La fille qui ne savait pas écrire son nom



Elle était ma camarade de classe, du même âge et partageant le même sort que moi, redoublante, aie, aie!


Mais pire encore, elle a dû sauter une année scolaire suite à un désastre capillaire. Une coiffure ratée par sa faute, des cheveux frisés complètement brûlés!


L'année suivante, quand je l'ai revue à l'école, je n'ai rien trouvé d'anormal à sa chevelure. Je me souviens de sa robe en jersey, d'un bleu foncé à bordure blanche que sa mère avait achetée à Paris.  Une robe qui lui collait à la taille. A côté des autres filles de la classe, toutes minces, elle se faisait remarquer par sa corpulence, étant une nageuse assidue et habituée à la bonne chère.


Bien que Vietnamienne d'origine, elle était incapable d'écrire son nom de famille, un simple "Nguyễn" déformé ainsi en "Ngyễun", tout d'un coup devenu une épreuve si dure pour elle et un nom si "étranger" à nos yeux.


Mme Bang l'avait convoquée au tableau et elle devait écrire juste ce nom.  Un malheureux hasard. Et ce jour-là, toute la classe s'écroula de rire. Mme Bang ne sachant plus que faire d'une élève aussi médiocre, lui donna un sage conseil: " Reste à la maison et marie-toi! ".


Comme ses parents possédaient un restaurant, elle se débrouillait assez bien en cuisine.  Elle m'avait révélé le secret des frites croustillantes que seuls les chefs cuisiniers savaient le faire.


A l'époque, on n'avait que la télévision en noir et blanc. On aimait discuter de nos programmes préférés, genre " Ed Sullivan show". On partageait le même goût en musique, de la country musique, de Glen Campbell par exemple...Dans nos têtes trottait l'air de " Gentle on my mind" ou " By the time I got to Phoenix"....

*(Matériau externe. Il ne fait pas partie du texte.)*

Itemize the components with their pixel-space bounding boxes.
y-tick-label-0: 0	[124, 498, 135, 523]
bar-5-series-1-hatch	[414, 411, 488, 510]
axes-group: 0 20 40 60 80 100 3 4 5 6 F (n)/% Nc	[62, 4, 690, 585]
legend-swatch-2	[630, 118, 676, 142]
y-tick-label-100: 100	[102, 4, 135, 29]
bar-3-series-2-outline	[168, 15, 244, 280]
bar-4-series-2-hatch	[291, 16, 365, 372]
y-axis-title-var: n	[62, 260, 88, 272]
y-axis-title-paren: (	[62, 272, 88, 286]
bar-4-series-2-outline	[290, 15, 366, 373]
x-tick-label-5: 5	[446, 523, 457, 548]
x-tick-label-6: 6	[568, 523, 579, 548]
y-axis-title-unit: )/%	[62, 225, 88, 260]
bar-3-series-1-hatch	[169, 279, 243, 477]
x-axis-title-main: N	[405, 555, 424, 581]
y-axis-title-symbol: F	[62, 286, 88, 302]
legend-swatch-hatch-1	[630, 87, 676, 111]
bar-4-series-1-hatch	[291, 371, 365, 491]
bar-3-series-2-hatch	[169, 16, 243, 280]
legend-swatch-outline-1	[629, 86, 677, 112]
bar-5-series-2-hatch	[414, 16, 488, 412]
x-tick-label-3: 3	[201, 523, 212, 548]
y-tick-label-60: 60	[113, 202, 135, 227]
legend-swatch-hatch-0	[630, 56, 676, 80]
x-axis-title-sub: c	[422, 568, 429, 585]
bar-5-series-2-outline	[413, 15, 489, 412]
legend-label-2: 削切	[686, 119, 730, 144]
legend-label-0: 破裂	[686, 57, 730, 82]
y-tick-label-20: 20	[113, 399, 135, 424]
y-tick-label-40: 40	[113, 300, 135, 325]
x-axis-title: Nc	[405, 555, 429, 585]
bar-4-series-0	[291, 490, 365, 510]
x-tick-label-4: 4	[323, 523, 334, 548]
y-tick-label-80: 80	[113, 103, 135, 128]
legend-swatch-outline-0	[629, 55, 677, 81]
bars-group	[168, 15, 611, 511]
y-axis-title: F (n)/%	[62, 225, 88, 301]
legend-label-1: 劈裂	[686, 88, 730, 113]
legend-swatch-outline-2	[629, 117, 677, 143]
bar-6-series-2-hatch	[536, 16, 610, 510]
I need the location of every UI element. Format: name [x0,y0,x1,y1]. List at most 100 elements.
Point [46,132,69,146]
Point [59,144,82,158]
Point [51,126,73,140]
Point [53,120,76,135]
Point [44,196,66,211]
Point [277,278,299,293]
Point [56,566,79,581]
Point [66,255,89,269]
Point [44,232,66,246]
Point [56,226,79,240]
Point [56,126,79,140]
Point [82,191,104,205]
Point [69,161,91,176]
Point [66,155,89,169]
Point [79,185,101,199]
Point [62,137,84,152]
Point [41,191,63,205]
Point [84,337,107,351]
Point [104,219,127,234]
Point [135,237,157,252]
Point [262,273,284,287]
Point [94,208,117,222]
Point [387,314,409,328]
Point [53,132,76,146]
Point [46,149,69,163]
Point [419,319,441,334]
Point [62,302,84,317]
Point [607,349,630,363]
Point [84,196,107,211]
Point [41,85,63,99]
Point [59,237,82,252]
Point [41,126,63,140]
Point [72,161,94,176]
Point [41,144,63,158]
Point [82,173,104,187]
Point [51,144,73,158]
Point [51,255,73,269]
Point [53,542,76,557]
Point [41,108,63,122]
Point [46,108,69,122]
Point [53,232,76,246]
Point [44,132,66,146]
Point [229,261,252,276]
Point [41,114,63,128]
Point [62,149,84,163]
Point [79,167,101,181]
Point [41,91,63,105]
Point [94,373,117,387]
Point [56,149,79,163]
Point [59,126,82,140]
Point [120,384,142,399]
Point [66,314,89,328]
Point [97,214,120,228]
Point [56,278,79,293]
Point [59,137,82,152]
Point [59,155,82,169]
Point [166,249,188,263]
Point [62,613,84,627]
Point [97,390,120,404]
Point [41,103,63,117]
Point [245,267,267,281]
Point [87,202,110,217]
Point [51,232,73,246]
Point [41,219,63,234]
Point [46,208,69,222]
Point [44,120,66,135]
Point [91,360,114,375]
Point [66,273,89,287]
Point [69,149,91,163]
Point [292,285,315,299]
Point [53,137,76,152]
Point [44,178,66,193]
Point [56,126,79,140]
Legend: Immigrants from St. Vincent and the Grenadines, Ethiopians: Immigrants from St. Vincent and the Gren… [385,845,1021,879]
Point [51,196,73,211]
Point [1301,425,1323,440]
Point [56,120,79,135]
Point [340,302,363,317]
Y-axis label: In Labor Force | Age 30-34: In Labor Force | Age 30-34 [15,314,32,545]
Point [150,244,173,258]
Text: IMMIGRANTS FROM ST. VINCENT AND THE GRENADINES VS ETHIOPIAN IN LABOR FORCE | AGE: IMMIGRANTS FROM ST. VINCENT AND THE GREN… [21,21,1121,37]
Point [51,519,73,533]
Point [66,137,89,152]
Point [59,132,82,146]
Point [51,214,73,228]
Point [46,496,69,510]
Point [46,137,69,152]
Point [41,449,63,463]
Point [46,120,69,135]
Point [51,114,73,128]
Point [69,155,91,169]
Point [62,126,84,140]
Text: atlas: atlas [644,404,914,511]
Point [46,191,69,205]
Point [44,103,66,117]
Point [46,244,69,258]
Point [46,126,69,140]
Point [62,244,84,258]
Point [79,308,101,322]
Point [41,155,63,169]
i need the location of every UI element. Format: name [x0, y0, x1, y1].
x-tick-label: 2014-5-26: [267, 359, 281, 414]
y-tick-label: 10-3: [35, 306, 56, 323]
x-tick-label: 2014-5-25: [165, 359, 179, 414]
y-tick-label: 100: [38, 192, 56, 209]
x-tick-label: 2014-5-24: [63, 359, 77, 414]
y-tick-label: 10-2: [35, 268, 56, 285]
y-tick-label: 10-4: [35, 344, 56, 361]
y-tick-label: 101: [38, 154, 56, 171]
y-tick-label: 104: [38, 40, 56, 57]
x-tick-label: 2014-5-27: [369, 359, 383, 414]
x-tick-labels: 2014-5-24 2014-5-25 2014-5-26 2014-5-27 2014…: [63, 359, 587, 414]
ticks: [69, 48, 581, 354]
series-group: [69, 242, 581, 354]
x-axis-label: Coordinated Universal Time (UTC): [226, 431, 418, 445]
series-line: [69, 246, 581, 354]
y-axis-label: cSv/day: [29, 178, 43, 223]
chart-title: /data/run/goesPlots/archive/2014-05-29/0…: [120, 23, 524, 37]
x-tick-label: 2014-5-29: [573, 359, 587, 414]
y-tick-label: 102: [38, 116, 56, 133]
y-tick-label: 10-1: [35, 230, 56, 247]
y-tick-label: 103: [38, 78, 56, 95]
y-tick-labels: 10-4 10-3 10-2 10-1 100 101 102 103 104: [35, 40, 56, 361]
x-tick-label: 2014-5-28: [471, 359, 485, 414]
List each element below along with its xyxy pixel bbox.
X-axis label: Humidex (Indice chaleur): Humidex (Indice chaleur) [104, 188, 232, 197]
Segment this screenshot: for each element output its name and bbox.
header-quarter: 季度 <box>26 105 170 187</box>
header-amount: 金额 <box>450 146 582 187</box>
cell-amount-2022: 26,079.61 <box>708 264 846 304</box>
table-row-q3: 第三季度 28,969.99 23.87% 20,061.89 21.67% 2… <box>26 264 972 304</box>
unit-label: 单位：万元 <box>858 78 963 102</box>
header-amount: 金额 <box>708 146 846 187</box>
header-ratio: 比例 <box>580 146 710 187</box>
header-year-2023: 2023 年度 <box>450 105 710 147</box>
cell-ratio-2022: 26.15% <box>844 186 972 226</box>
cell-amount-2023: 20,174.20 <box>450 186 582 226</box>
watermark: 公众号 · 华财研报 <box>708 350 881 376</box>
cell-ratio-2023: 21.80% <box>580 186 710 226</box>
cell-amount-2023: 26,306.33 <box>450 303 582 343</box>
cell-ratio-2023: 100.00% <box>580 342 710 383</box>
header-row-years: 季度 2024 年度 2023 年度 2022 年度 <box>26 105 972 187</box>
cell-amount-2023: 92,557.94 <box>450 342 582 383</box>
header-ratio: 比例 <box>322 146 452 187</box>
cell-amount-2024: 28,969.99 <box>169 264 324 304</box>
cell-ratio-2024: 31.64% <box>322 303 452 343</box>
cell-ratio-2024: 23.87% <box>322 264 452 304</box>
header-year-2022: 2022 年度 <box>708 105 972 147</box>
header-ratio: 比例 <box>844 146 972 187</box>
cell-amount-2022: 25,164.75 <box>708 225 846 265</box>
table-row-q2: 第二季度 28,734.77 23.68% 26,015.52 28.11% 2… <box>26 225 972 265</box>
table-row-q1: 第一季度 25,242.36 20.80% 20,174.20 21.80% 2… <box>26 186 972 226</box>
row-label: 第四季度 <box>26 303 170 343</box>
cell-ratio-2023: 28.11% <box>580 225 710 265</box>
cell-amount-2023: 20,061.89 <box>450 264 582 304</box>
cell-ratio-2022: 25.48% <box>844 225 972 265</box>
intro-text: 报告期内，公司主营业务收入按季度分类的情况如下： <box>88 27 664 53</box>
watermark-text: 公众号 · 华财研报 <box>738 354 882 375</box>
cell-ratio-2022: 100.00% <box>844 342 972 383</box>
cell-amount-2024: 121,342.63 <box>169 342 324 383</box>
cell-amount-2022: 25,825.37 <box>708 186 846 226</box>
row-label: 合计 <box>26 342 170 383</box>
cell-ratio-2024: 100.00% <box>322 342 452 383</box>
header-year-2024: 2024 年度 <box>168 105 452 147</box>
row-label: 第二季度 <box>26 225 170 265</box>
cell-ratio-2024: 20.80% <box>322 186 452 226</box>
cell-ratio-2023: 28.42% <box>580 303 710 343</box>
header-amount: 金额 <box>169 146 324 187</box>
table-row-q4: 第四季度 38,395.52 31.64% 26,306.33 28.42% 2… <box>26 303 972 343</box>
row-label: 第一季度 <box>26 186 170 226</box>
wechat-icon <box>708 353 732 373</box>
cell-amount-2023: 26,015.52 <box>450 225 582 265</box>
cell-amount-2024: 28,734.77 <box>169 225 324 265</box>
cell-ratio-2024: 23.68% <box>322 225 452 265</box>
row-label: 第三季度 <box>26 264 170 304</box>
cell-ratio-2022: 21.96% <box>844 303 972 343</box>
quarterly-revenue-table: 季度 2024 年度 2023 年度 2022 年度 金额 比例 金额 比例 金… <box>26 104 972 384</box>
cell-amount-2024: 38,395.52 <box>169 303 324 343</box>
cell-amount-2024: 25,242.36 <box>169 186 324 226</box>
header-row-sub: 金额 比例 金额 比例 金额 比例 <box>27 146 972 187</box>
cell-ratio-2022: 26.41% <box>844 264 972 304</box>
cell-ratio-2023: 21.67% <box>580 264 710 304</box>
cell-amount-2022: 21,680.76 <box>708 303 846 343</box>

Une fille sympathique avec qui je pouvais bien rigoler. Même Mr Bernard, le professeur d'Anglais, se moqua d'elle une fois, en déclarant qu' " elle nage comme un crocodile"! Toute la classe rit aux éclats mais elle, ça ne lui avait pas plu du tout.


Un jour, elle vint me voir pour m'informer de son imminent mariage avec un pilote Américain. Dans une petite ville comme Nha Trang, en ce temps-là, pour une nouvelle, c'était une sacrée surprise et les fiançailles fêtées en grande pompe au restaurant chinois Đông Hưng, du côté de la rue Phan Bội Châu  avec comme invitées les plus grandes personnalités de Nha Trang.


Quelques mois plus tard, la pauvre fille en pleurs, m'apprit du décès de son futur mari au cours d'une mission en hélicoptère. Anéantie par le malheureux coup du destin, elle voulait se comparer à sa grande soeur, laquelle, à son avis, lui avait dérobé à sa naissance, tout le charme, toute la beauté, hérités des parents. Que faire sinon la consoler de mon mieux!


A l'époque, avoir un gendre étranger, surtout un Américain, c'était très mal vu. Il vous faudrait un esprit très ouvert ou beaucoup de culot et de " je-m'en-foutisme" pour défier ragots ou critiques de la populace.


Entre "marier un Français et partir en France" et " épouser un GI", il y avait une différence de taille. Plus "honorable" quand il s'agissait d'un Français!


 N'empêche, les gens préféraient tout garder  " Top secret": noces, démarches administratives.......jusqu'à la disparition de la fille.


On dirait que les GI étaient représentatifs de tout le peuple américain au Sud du Viet Nam, dans ces années-là. Une minorité seulement pouvait les fréquenter, les filles de bars ou les employées de l'armée américaine....Une catégorie de gens, jugée et classée en bas de l'échelle sociale. Même une épouse d'un civil Américain, aussi riche ou aussi intellectuel soit-il, serait alors rangée dans le même panier que les autres. Un mariage mixte ne pouvait être que mal vu par le milieu bourgeois ou par le peuple.


Une mère, une fois divorcée d'un mari Vietnamien, pouvait emmener sa fille aux Etats-Unis avec elle et son nouvel époux Américain, du jour au lendemain......pfffuitt......comme évaporées dans les airs, et ça, en plein milieu de l'année scolaire.


C'est vrai, on était en plein guerre. Les parents, par souci pour l'avenir de leurs filles, avaient jugé plus sûr de miser sur les mariages de circonstances!  Eviter les traditions, vivre comme une bru, c'est-à-dire comme une esclave au sein de la famille du mari.


Faudrait-il juger ces filles ou ces femmes qui, par choix ou par obligation familiale  ( pour une question de survie ) ont préféré un mari étranger, quitter son pays et ses racines pour un meilleur avenir?


 Avant 75 ou après 75, la même question reste d'actualité!